Mit der GoPro filmen

Filmen mit der GoPro… Wir zeigen dir, wie es geht. (Foto: Cover Images)

Vorbei sind die Zeiten, in denen nur Profi-Sportler in coolen Action-Videos ihr Können unter Beweis stellen konnten. Dank den erschwinglichen – und vor allem benutzerfreundlichen – Action-Cams von Marken wie GoPro und Garmin kann heutzutage jeder seine Outdoor-Erlebnisse festhalten. Damit auch du beim nächsten Aktiv-Erlebnis ein atemberaubendes Video drehen kannst, haben wir einige praktische Tipps für dich zusammengefasst.

Achte auf eine gute Perspektive

Eine herkömmliche Kamera wird beim Filmen entweder in der Hand gehalten oder auf einem Stativ befestigt. Bei Action-Cams stehen dir jedoch unendlich viele Optionen offen. Das liegt vor allem daran, dass du auf dem Mountainbike oder auf Skiern keine Hände frei hast, um die Kamera zu halten. Stattdessen kannst du sie auf dem Helm, am Lenker oder an einem Schultergurt befestigen. Dies ermöglicht dir optimale Bewegungsfreiheit und garantiert, dass du in einer Vielfalt von Perspektiven filmst, die du anschließend beim Bearbeiten des Films  zusammenschneiden kannst.

Aufnahmen, die du auf Augenhöhe (z.B. mit einer Helmhalterung) filmst, geben deinen Zuschauern besonders das Gefühl, hautnah mit dabei zu sein. Wenn du dich selbst mit im Bild haben möchtest, lohnt es sich, in eine Jaws Flex Clamp der Marke GoPro zu investieren. Dank dem beliebig verstellbaren Schwanenhals kannst du so für jeden Shot den perfekten Aufnahmewinkeln finden.

Viel filmen, anschließend schneiden

Beim Outdoor-Filmen bleibt selten Zeit für mehrere Takes – stattdessen steht der Spaß am Sport im Vordergrund.
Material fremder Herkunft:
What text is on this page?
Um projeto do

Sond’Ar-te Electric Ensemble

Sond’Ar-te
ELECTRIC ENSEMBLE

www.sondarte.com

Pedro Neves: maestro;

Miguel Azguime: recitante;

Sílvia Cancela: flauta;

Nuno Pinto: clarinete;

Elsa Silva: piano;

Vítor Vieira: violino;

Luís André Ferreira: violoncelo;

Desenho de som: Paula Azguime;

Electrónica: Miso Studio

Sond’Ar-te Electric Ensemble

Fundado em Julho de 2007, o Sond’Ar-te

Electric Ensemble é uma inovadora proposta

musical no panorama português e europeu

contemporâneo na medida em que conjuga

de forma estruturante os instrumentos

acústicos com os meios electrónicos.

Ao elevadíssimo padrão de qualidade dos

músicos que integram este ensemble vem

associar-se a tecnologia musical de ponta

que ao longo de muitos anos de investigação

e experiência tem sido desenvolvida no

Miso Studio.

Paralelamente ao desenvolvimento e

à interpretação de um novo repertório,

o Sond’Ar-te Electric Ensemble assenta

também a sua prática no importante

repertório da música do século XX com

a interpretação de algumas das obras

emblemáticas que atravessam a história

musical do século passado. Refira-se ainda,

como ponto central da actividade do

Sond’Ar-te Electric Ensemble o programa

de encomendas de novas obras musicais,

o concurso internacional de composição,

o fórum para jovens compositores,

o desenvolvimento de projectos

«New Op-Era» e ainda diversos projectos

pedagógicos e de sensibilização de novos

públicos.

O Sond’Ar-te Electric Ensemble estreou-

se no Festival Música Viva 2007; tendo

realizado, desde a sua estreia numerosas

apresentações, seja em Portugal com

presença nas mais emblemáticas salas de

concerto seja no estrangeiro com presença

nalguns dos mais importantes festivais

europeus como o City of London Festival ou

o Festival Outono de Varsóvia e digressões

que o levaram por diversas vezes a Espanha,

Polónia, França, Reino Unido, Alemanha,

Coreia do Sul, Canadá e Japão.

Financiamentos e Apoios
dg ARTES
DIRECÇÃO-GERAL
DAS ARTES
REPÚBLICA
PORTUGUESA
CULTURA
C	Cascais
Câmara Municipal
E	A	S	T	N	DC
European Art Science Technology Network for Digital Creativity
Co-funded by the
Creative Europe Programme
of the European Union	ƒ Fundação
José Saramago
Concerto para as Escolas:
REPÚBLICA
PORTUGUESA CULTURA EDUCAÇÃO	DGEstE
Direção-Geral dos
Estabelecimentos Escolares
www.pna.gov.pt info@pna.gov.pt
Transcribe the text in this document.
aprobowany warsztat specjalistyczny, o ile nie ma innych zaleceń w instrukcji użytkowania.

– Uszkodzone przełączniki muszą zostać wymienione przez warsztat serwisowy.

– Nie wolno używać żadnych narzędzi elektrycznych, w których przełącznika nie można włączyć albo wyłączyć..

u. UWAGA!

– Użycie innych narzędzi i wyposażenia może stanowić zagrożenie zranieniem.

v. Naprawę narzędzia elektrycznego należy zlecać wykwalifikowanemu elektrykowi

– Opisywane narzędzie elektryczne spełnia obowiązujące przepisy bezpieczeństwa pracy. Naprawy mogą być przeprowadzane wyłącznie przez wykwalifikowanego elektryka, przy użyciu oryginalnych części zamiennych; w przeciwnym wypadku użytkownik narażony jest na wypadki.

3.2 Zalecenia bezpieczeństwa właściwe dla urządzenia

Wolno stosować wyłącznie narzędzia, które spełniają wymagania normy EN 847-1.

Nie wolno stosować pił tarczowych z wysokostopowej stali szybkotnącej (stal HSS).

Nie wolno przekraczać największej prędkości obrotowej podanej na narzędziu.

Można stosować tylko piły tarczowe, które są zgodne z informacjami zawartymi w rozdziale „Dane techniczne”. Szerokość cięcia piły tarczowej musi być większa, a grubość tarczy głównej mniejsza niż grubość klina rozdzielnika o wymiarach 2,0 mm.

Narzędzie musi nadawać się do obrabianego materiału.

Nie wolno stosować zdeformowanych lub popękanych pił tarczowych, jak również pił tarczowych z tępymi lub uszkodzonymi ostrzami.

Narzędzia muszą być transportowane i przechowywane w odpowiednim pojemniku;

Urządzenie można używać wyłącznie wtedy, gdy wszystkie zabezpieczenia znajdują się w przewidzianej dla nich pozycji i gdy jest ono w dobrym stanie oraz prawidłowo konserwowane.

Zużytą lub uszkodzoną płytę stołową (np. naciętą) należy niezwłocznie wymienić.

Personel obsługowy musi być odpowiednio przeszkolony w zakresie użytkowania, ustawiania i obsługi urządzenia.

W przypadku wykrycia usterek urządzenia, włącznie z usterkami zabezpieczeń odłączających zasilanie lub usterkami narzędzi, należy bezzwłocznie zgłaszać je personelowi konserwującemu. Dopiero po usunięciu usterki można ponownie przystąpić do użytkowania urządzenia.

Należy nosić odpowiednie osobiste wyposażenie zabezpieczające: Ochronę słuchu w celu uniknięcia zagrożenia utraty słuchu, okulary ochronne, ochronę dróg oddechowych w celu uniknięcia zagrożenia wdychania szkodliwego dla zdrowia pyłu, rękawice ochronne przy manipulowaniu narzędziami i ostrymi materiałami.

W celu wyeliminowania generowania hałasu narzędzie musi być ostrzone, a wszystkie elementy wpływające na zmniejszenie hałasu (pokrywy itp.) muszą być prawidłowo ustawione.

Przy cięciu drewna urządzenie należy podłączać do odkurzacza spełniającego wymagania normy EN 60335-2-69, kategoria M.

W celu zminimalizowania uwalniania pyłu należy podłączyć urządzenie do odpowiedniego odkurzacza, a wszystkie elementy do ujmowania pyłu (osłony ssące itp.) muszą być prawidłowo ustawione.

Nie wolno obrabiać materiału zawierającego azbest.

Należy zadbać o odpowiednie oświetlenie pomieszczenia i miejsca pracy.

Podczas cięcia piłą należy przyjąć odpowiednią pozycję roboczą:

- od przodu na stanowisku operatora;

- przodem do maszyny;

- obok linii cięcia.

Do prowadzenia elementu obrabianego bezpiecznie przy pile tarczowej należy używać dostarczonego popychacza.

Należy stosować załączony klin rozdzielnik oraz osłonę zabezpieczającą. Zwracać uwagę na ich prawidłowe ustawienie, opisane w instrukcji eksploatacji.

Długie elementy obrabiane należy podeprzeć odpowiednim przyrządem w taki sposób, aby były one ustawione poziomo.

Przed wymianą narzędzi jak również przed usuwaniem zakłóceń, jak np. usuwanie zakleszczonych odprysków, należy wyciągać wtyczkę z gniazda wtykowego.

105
Da die meisten GoPros über eine lange Batterielaufzeit und viel Speicherplatz verfügen, lohnt es sich also, den kompletten Ausflug zu filmen, und erst anschließend interessante Szenen herauszuschneiden.  

Um zu vermeiden, dass du nach deinem Outdoor-Ausflug mehrere Stunden Filmmaterial durchstöbern musst, kannst du per Knopfdruck besondere Momente markieren. So gehst du sicher, dass dir keine einzige Aufnahme entgeht.

Das richtige Zubehör macht’s

Wie bereits erwähnt, spielen Batterielaufzeit und Speicherplatz bei Action-Cams eine wichtige Rolle. Wenn du im Klettergurt hängst, ist nämlich nicht die beste Zeit, um schnell mal die Batterie aufzuladen. Daher lohnt es sich, immer einen Ersatzakku und eine extra SD-Karte dabei zu haben. Bei Dämmerung oder schlechten Lichtverhältnissen hilft dir ein montierbares, wasserdichtes LED-Licht außerdem dabei, jede Aufnahme perfekt zu beleuchten. Wer sich beim Schwimmen, Surfen oder anderen Wassersportarten filmt, sollte auch auf ein sogenanntes Floaty nicht verzichten: Solch eine preiswerte, schwimmfähige Hülle garantiert, dass deine heißgeliebte Action-Cam nie untergeht.